In a debate prompted by some Labour councillors' discontent, Sir Peter's rebuff relished the 'lucrative potential' of his proposal: the council's rate of return would supposedly be £9.7 million over 25 years and, potentially, £27.7 million over 50 years. Ah, the Blairite dream of long-term capitalist enterprise! As councillor Ross Wilmott pointed out: "Travelodge could disappear in 25 years and still owe £2 million".
Sir Peter knows a lot about long-term loan arrangements. As an MP he supported New Labour private finance initiative schemes which lumbered schools and hospitals with long-term debt, as well as backing the introduction of tuition fees.

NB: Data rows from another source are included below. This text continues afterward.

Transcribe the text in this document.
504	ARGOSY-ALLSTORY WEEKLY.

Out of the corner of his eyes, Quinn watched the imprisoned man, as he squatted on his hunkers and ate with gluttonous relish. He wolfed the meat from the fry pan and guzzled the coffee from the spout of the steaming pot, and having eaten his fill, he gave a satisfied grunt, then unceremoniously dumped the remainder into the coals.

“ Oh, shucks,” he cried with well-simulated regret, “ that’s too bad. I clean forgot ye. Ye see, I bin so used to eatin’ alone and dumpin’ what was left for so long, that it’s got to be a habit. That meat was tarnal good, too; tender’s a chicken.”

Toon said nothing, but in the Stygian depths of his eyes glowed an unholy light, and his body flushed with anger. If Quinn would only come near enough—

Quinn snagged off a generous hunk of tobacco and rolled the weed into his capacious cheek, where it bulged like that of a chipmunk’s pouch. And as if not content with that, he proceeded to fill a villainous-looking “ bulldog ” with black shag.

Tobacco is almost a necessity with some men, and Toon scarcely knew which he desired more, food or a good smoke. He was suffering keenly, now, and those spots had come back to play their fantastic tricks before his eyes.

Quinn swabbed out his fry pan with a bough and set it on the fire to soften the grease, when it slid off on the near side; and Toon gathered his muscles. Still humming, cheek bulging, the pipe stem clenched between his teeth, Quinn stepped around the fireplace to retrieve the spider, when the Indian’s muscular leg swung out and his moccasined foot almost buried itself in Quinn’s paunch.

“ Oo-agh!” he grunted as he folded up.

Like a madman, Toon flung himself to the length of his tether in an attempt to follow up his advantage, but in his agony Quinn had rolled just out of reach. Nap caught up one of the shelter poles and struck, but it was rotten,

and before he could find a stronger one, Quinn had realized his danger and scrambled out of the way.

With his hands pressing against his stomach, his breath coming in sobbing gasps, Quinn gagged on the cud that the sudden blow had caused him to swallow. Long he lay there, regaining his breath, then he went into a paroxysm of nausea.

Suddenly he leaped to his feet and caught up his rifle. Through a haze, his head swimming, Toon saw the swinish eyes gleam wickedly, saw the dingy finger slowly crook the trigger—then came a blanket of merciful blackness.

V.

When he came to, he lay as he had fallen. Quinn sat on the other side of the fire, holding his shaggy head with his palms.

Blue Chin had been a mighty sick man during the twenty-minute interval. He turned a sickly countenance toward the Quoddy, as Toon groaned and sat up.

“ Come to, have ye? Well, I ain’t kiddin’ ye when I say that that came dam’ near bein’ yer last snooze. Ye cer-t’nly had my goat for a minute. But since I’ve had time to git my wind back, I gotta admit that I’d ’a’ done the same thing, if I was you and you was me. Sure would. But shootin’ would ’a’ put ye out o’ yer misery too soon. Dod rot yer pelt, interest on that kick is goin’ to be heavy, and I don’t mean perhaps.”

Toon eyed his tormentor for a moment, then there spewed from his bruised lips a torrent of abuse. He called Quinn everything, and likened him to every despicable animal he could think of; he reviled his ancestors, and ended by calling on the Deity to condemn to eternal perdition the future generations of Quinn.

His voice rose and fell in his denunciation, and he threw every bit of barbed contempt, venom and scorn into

But as a pro-big business Labour lord mayor, his leasehold agreement with Travelodge is far more favourable to the loanee. He boasted it would benefit the city's regeneration, its economy and "bring jobs to the city". But, as always, the devil is in the detail. The Haymarket shopping centre is at one end of the High Street and, at the other end... there's another similar-sized Travelodge hotel! This one was built during New Labour's push for 'super casinos' and sits next to a casino. Is it already counting its future losses to the 'new kid on the block'?
So goes the sorry tale of a supposedly cash-strapped Labour council which apparently can't afford a no-cuts budget or investment in housing, but which seemingly does have enough spare cash to make a substantial loan to a major private company.